Filipp Adol'f (1885 - ?)

Nacque nel 1885 nel villaggio di Zabolot'e, distretto di Lepel', governatorato di Vitebsk. Concluse gli studi in seminario. Nel 1909 fu ordinato sacerdote cattolico di rito latino. Esercitò il ministero presso la chiesa cattolica di Vitebsk.
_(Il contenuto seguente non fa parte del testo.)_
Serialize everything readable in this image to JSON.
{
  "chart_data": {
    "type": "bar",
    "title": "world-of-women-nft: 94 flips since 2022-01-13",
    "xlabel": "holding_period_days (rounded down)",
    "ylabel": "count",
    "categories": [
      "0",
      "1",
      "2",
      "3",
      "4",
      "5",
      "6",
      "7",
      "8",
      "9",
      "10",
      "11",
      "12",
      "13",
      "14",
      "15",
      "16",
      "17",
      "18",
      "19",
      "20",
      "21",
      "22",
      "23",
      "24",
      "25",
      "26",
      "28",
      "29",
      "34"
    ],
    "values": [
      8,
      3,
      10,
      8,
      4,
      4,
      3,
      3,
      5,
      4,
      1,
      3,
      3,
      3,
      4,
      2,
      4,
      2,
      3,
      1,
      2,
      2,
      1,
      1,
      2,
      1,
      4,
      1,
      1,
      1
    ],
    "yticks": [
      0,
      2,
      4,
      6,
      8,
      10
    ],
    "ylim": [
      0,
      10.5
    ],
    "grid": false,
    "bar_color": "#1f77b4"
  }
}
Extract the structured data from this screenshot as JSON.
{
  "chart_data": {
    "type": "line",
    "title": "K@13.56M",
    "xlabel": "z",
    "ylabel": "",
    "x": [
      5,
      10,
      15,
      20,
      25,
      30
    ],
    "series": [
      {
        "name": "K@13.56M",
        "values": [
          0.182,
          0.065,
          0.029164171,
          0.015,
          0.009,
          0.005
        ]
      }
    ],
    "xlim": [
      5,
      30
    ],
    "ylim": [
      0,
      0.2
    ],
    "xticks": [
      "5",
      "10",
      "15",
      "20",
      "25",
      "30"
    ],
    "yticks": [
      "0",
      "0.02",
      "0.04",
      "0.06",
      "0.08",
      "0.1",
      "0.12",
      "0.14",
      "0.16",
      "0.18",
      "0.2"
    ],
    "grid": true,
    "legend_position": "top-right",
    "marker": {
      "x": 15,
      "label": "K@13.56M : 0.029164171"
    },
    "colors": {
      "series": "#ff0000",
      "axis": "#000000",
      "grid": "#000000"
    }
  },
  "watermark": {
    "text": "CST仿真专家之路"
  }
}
Il 18 dicembre 1926 fu arrestato. Il 10 gennaio 1927 per ordinanza del Collegio dell'OGPU fu condannato a 10 anni di campo di concentramento in base all'articolo 58-10 del codice penale della Repubblica federativa russa. Fu inviato alle Solovki, dove giunse l'8 ottobre 1927. Nel luglio del 1929 fu trasferito sull'isola di Anzer. Qui fu arrestato nel 1932 nell'ambito dell'inchiesta collettiva sul clero cattolico, accusato di "aver creato un'associazione che svolge propaganda antisovietica, che ha celebrato in segreto riti teologici [sic!] e religiosi e ha stabilito un contatto illegale con l'esterno per trasmettere all'estero informazioni di carattere spionistico sulla situazione dei cattolici in URSS". L'istruttoria chiese "che fosse trasferito nella prigione politica i isolamento di Jaroslavl'". Rimase, tuttavia, alle Solovki. Nel gennaio del 1937 fu messo in libertà, tornò a Vitebsk. Secondo testimonianze dell'ambasciata polacca del giugno 1938, fu arrestato a Vitebsk nell'agosto del 1937. Non si sa quale fu, in seguito, la sua sorte.